Ils oeuvrent aussi à une exploitation durable des ressources forestières. Bien entendu, leur collection est historiquement centrée sur l’Afrique centrale.
“Mais nous disposons aussi de pas mal d’échantillons venant d’autres régions tropicales dans le monde, comme l’Asie ou l’Amérique“, précise l’ingénieur. Leur priorité actuelle reste de contribuer au développement durable de l’Afrique centrale.
L’exploitation scientifique des collections se fait suivant plusieurs axes:
- Identification d’échantillons divers, via base de données des caractéristiques anatomiques (pour les bois commerciaux, mais aussi pour des objets en bois de valeur « ethnographiques ».

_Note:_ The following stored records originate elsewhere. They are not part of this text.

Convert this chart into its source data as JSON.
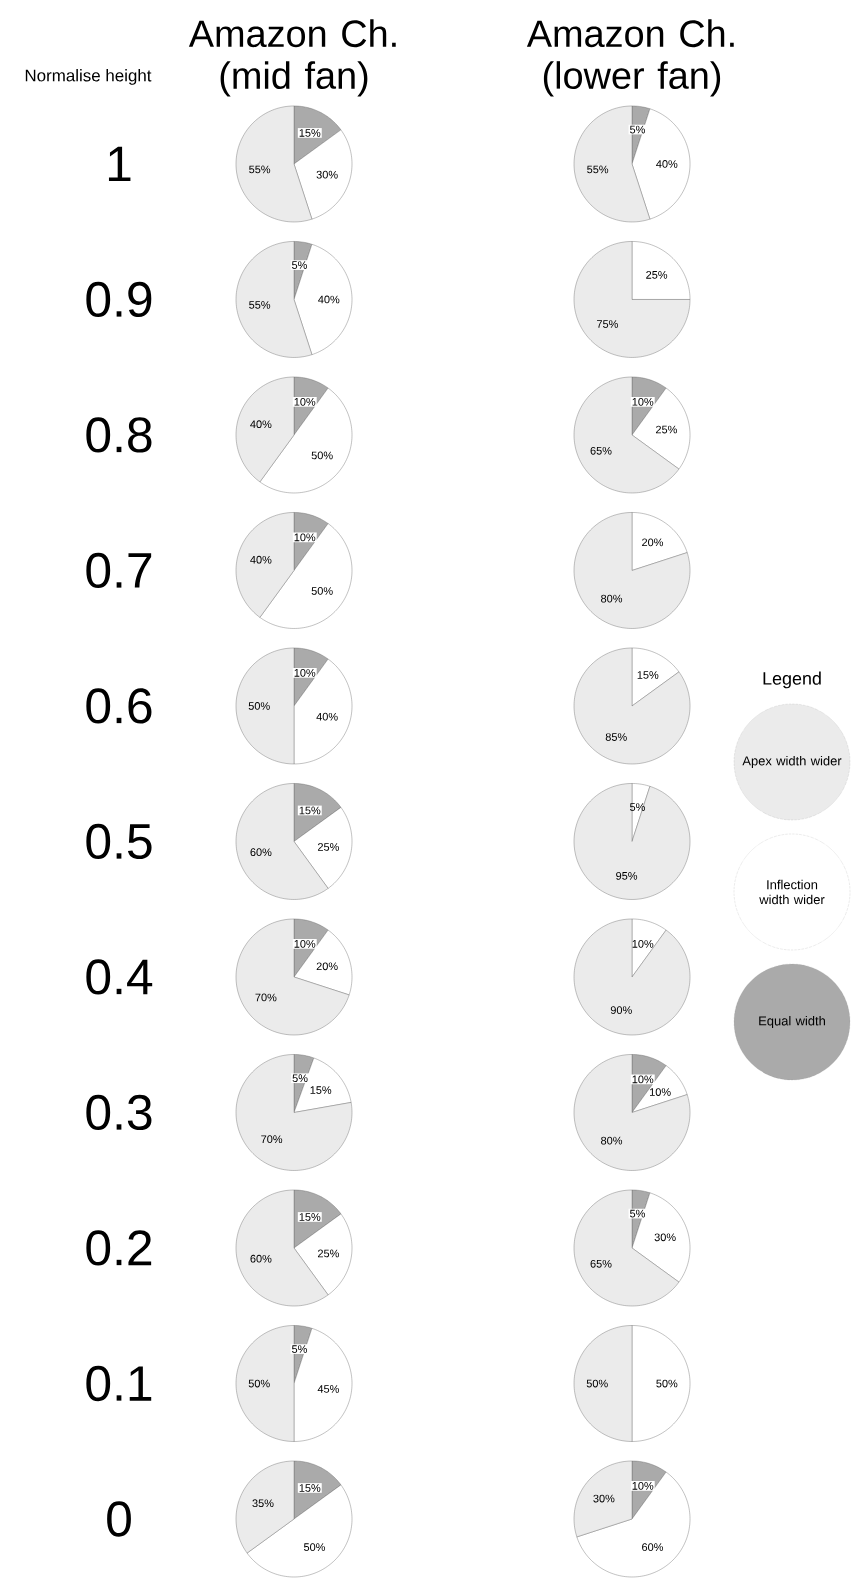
{
  "chart_data": [
    {
      "type": "pie",
      "title": "Amazon Ch. (mid fan)",
      "annotations": [
        "Normalise height"
      ],
      "ylabel": "1",
      "categories": [
        null,
        null,
        null
      ],
      "colors": [
        "#aaaaaa",
        "#ffffff",
        "#ebebeb"
      ],
      "values": [
        15,
        30,
        55
      ],
      "value_labels": [
        "15%",
        "30%",
        "55%"
      ]
    },
    {
      "type": "pie",
      "title": "Amazon Ch. (lower fan)",
      "categories": [
        null,
        null,
        null
      ],
      "colors": [
        "#aaaaaa",
        "#ffffff",
        "#ebebeb"
      ],
      "values": [
        5,
        40,
        55
      ],
      "value_labels": [
        "5%",
        "40%",
        "55%"
      ]
    },
    {
      "type": "pie",
      "ylabel": "0.9",
      "categories": [
        null,
        null,
        null
      ],
      "colors": [
        "#aaaaaa",
        "#ffffff",
        "#ebebeb"
      ],
      "values": [
        5,
        40,
        55
      ],
      "value_labels": [
        "5%",
        "40%",
        "55%"
      ]
    },
    {
      "type": "pie",
      "categories": [
        null,
        null,
        null
      ],
      "colors": [
        "#aaaaaa",
        "#ffffff",
        "#ebebeb"
      ],
      "values": [
        0,
        25,
        75
      ],
      "value_labels": [
        null,
        "25%",
        "75%"
      ]
    },
    {
      "type": "pie",
      "ylabel": "0.8",
      "categories": [
        null,
        null,
        null
      ],
      "colors": [
        "#aaaaaa",
        "#ffffff",
        "#ebebeb"
      ],
      "values": [
        10,
        50,
        40
      ],
      "value_labels": [
        "10%",
        "50%",
        "40%"
      ]
    },
    {
      "type": "pie",
      "categories": [
        null,
        null,
        null
      ],
      "colors": [
        "#aaaaaa",
        "#ffffff",
        "#ebebeb"
      ],
      "values": [
        10,
        25,
        65
      ],
      "value_labels": [
        "10%",
        "25%",
        "65%"
      ]
    },
    {
      "type": "pie",
      "ylabel": "0.7",
      "categories": [
        null,
        null,
        null
      ],
      "colors": [
        "#aaaaaa",
        "#ffffff",
        "#ebebeb"
      ],
      "values": [
        10,
        50,
        40
      ],
      "value_labels": [
        "10%",
        "50%",
        "40%"
      ]
    },
    {
      "type": "pie",
      "categories": [
        null,
        null,
        null
      ],
      "colors": [
        "#aaaaaa",
        "#ffffff",
        "#ebebeb"
      ],
      "values": [
        0,
        20,
        80
      ],
      "value_labels": [
        null,
        "20%",
        "80%"
      ]
    },
    {
      "type": "pie",
      "ylabel": "0.6",
      "categories": [
        null,
        null,
        null
      ],
      "colors": [
        "#aaaaaa",
        "#ffffff",
        "#ebebeb"
      ],
      "values": [
        10,
        40,
        50
      ],
      "value_labels": [
        "10%",
        "40%",
        "50%"
      ]
    },
    {
      "type": "pie",
      "categories": [
        null,
        null,
        null
      ],
      "colors": [
        "#aaaaaa",
        "#ffffff",
        "#ebebeb"
      ],
      "values": [
        0,
        15,
        85
      ],
      "value_labels": [
        null,
        "15%",
        "85%"
      ]
    },
    {
      "type": "pie",
      "ylabel": "0.5",
      "categories": [
        null,
        null,
        null
      ],
      "colors": [
        "#aaaaaa",
        "#ffffff",
        "#ebebeb"
      ],
      "values": [
        15,
        25,
        60
      ],
      "value_labels": [
        "15%",
        "25%",
        "60%"
      ]
    },
    {
      "type": "pie",
      "categories": [
        null,
        null,
        null
      ],
      "colors": [
        "#aaaaaa",
        "#ffffff",
        "#ebebeb"
      ],
      "values": [
        0,
        5,
        95
      ],
      "value_labels": [
        null,
        "5%",
        "95%"
      ]
    },
    {
      "type": "pie",
      "ylabel": "0.4",
      "categories": [
        null,
        null,
        null
      ],
      "colors": [
        "#aaaaaa",
        "#ffffff",
        "#ebebeb"
      ],
      "values": [
        10,
        20,
        70
      ],
      "value_labels": [
        "10%",
        "20%",
        "70%"
      ]
    },
    {
      "type": "pie",
      "categories": [
        null,
        null,
        null
      ],
      "colors": [
        "#aaaaaa",
        "#ffffff",
        "#ebebeb"
      ],
      "values": [
        0,
        10,
        90
      ],
      "value_labels": [
        null,
        "10%",
        "90%"
      ]
    },
    {
      "type": "pie",
      "ylabel": "0.3",
      "categories": [
        null,
        null,
        null
      ],
      "colors": [
        "#aaaaaa",
        "#ffffff",
        "#ebebeb"
      ],
      "values": [
        5,
        15,
        70
      ],
      "value_labels": [
        "5%",
        "15%",
        "70%"
      ]
    },
    {
      "type": "pie",
      "categories": [
        null,
        null,
        null
      ],
      "colors": [
        "#aaaaaa",
        "#ffffff",
        "#ebebeb"
      ],
      "values": [
        10,
        10,
        80
      ],
      "value_labels": [
        "10%",
        "10%",
        "80%"
      ]
    },
    {
      "type": "pie",
      "ylabel": "0.2",
      "categories": [
        null,
        null,
        null
      ],
      "colors": [
        "#aaaaaa",
        "#ffffff",
        "#ebebeb"
      ],
      "values": [
        15,
        25,
        60
      ],
      "value_labels": [
        "15%",
        "25%",
        "60%"
      ]
    },
    {
      "type": "pie",
      "categories": [
        null,
        null,
        null
      ],
      "colors": [
        "#aaaaaa",
        "#ffffff",
        "#ebebeb"
      ],
      "values": [
        5,
        30,
        65
      ],
      "value_labels": [
        "5%",
        "30%",
        "65%"
      ]
    },
    {
      "type": "pie",
      "ylabel": "0.1",
      "categories": [
        null,
        null,
        null
      ],
      "colors": [
        "#aaaaaa",
        "#ffffff",
        "#ebebeb"
      ],
      "values": [
        5,
        45,
        50
      ],
      "value_labels": [
        "5%",
        "45%",
        "50%"
      ]
    },
    {
      "type": "pie",
      "categories": [
        null,
        null,
        null
      ],
      "colors": [
        "#aaaaaa",
        "#ffffff",
        "#ebebeb"
      ],
      "values": [
        0,
        50,
        50
      ],
      "value_labels": [
        null,
        "50%",
        "50%"
      ]
    },
    {
      "type": "pie",
      "ylabel": "0",
      "categories": [
        null,
        null,
        null
      ],
      "colors": [
        "#aaaaaa",
        "#ffffff",
        "#ebebeb"
      ],
      "values": [
        15,
        50,
        35
      ],
      "value_labels": [
        "15%",
        "50%",
        "35%"
      ]
    },
    {
      "type": "pie",
      "categories": [
        null,
        null,
        null
      ],
      "colors": [
        "#aaaaaa",
        "#ffffff",
        "#ebebeb"
      ],
      "values": [
        10,
        60,
        30
      ],
      "value_labels": [
        "10%",
        "60%",
        "30%"
      ]
    },
    {
      "type": "other",
      "legend_title": "Legend",
      "categories": [
        "Apex width wider",
        "Inflection width wider",
        "Equal width"
      ],
      "colors": [
        "#ebebeb",
        "#ffffff",
        "#aaaaaa"
      ]
    }
  ]
}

- Evaluation des stocks de carbone des forêts. Cela dépend et cela varie d’une espèce à l’autre, selon notamment sa densité, son taux de croissance, l’âge des peuplements.
- Estimation ou calcul de l’âge idéal d’exploitation d’un peuplement afin que cela n’ait pas d’impact sur sa survie.

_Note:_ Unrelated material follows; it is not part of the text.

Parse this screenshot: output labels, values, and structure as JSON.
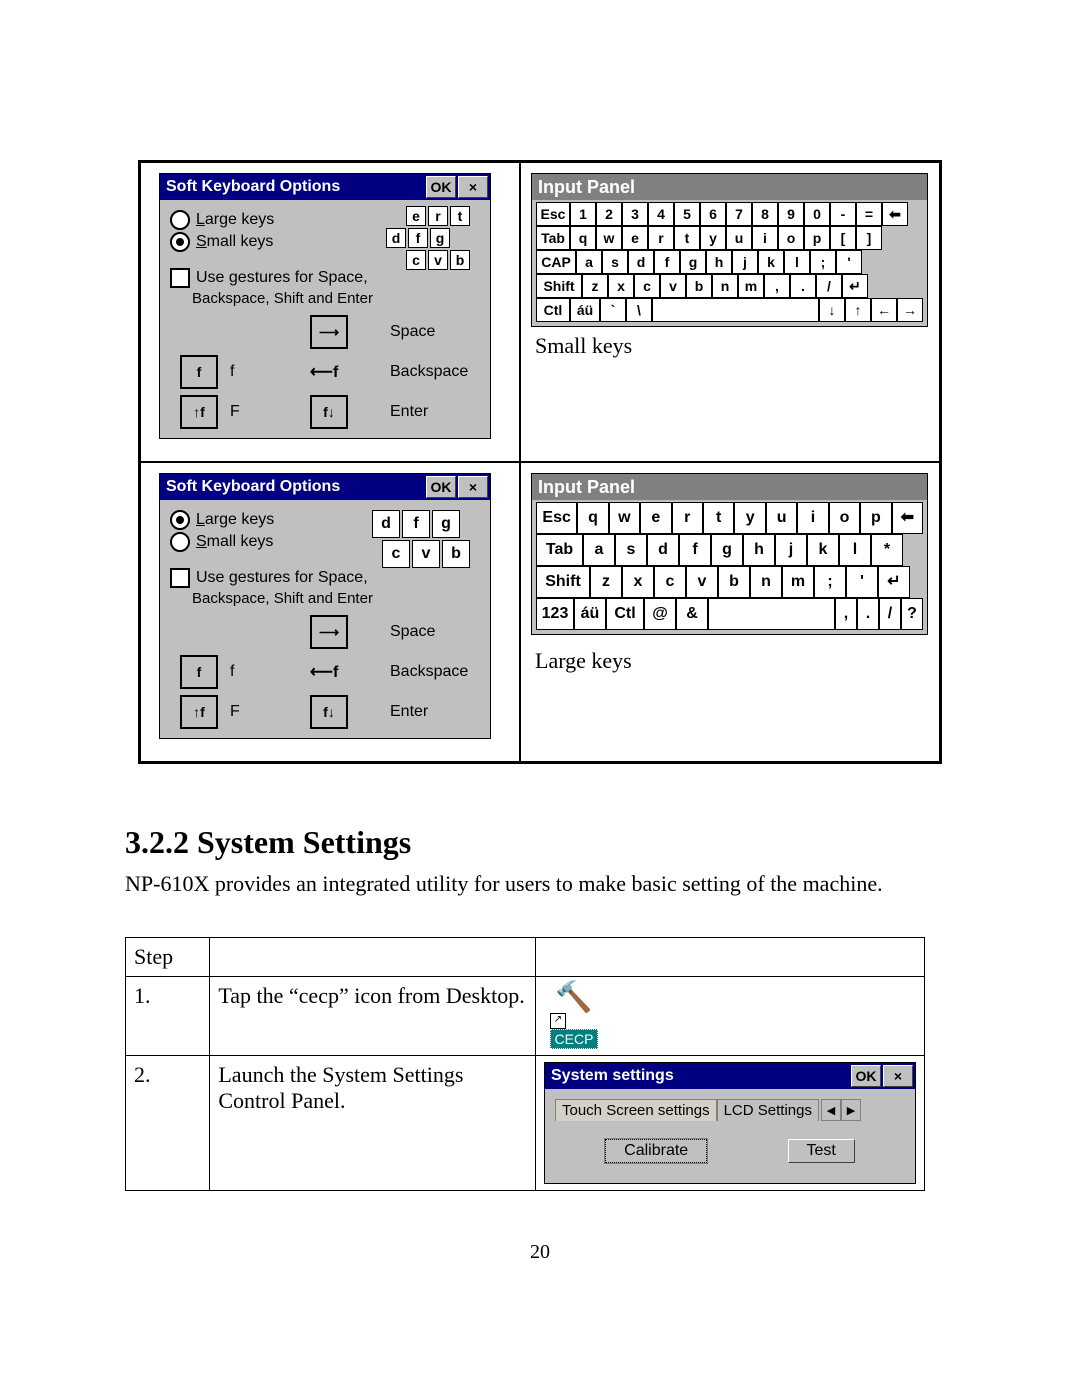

- Etude du caractère fonctionnel, des performances écologiques des diverses essences (consommation d’eau, vitesse de croissance, longueur des fibres, stockage de carbone…)
Apprécier le rôle des forêts sur le climat mondial
Juste avant l’été, le Service de biologie du bois du MRAC mettait aussi en avant l’importance de son travail et de ses collections dans les études sur les changements climatiques.
Le Musée royal de l’Afrique centrale a accueilli à Tervuren une centaine de scientifiques spécialistes du bois pour un colloque axé sur l’appui scientifique qu’ils peuvent apporter aux politiques relatives au climat et aux forêts tropicales humides.
“Les forêts du monde assimilent chaque année 1,3 milliard de tonnes de carbone (bien qu’il existe des incertitudes pour les forêts tropicales). La grande majorité de ce carbone se retrouve dans le bois, composé à 50 % de carbone. De ce fait, plus du bois est produit dans une forêt, moins il y a de gaz à effet de serre dans l’atmosphère”, assurent ces experts.
La recherche sur le bois s’avère également pertinente afin de connaître précisément la quantité de carbone stockée dans les forêts et à quelle vitesse ce stockage intervient.
Bien que les cernes de croissance ne puissent pas toujours être considérés comme annuels sous les tropiques, ou que ces cernes ne soient tout simplement pas toujours présents, il existe des techniques fiables d’analyse du bois permettant de déterminer l’âge des arbres, leur vitesse de croissance et l’allocation du carbone parmi les plus grands d’entre eux.
Ces divers aspects ont été évoqués à la rencontre de Tervuren. Des aspects essentiels, notamment pour le “mécanisme REDD+” des Nations Unies qui visent à éviter la déforestation et la dégradation de la forêt à l’échelle de la planète.